The first item on our agenda was somewhat more prosaic and focussed on our immediate functional requirements – SRU searching and metadata.  Mike has been working on incorporating advanced search into the SRU interface and come up against a couple of issues when searching by author and date which are essentially artifacts of having to query DC rather than LOM; in the LOM, creators and contributors are clearly differentiated, however, querying by DC conflates creator and author roles which may (will) be different if resources are uploaded by someone other than the author.

  • Searching dc.creator will search for the creator and author roles
  • Searching dc.contributor will search for the content provider role

In addition:

  • Searching by dc.date only searches data that relates to the intraLibrary submission process (i.e. the deposit date, and perhaps modification dates if you added an author later on for example)
  • The only way to search journal dates is to use the default free text search that searches everything (or most fields anyway).

The solution, of course, is to make it possible to query the LOM by SRU and this is now Intrallect’s intention – indeed, to render all LOM fields query-able which would include user generated tags for example.

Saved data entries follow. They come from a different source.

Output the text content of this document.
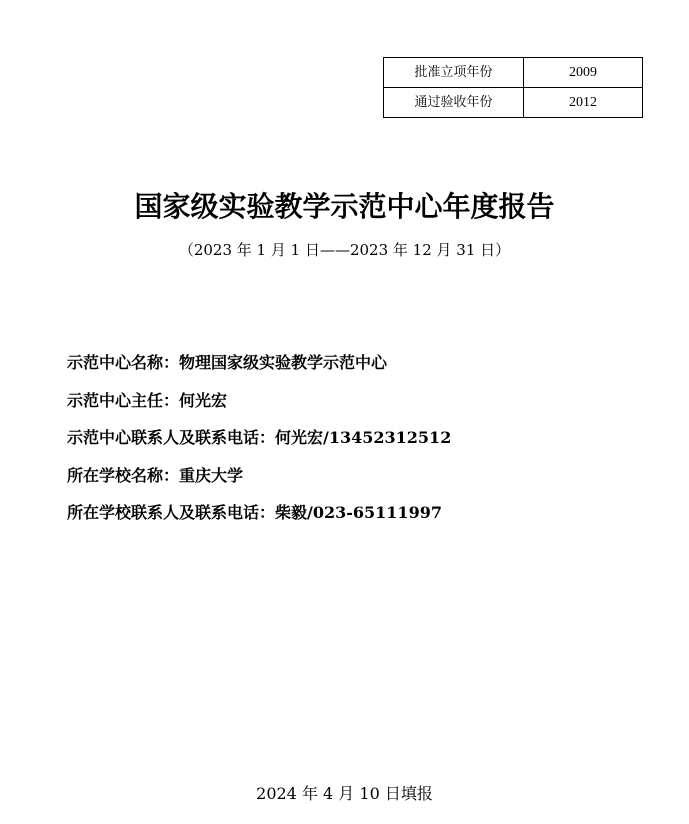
批准立项年份	2009
通过验收年份	2012
国家级实验教学示范中心年度报告
（2023 年 1 月 1 日——2023 年 12 月 31 日）
示范中心名称：物理国家级实验教学示范中心
示范中心主任：何光宏
示范中心联系人及联系电话：何光宏/13452312512
所在学校名称：重庆大学
所在学校联系人及联系电话：柴毅/023-65111997
2024 年 4 月 10 日填报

The next big question is exposure of open content to search engines and Charles gave us an overview of plans to develop an object “home page” with a static URL which should help in this area.  We also discussed sitemaps and what need to be done external to intraLibrary.  I’m still unclear on how we can improve the format of results returned by Google from the SRU interface; to repeat, Google IS indexing http://repository.leedsmet.ac.uk/ with site: http://repository.leedsmet.ac.uk/ currently returning over 500 records.  However this is fairly unstructured; Google is simply following links from http://repository.leedsmet.ac.uk/main/browse.php; any subsequent links Googlebot encounters are also indexed and returned as “The Repository search for [link name]” and ideally I’d like results to be returned in a more structured and user friendly form.   Many queries actually return no results where there is (yet) no content to find though where there is content, Google is indexing all human readable metadata.  I’m also not certain whether Googlebot is finding its way into the full text via the Open URL/virtual file paths generated by intraLibrary.  Full text indexing within intraLibrary itself has also been promised.

In short, I’m really not sure how all of these factors may combine to be exploited by a next generation SRU interface!

We then touched upon self-archiving and (semi) mediated workflows; potentially developing SWORD based quick deposit from desktop/web, ideally with automatic metadata generation.

The two other major issues we considered are:

  • Policy metadata – handling embargoes

This is pretty crucial to an OA archive of research as many publishers of academic journals specify an embargo period of 12 or 18 months from the date of publication before a paper can be made available in a repository.  We need to be able to add a paper to intraLibrary upon receipt but restrict access until the embargo has expired and for this to happen automatically.  On one level, this functionality should be fairly straightforward to achieve by having intraLibrary check today’s date against an embargo date specified in the metadata; it’s a little more complicated than that though as we would want the metadata to be visible before the embargo date, just not the full text.

  • Cover pages for PDF

It was suggested that a coversheet should be generated by intraLibrary on the fly which would certainly be useful as manually creating cover sheets for each and every article is time consuming to say the least; this would be useful functionality for CLA materials which also require a coversheet.

These developments will take some time to implement and the next stage is to prioritise – by anonymous e-postal ballot – Intrallect hope we will start to see some of the major initiatives in a build towards the end of the year.

Thank you to our colleagues at Keele for making us welcome and for feeding us!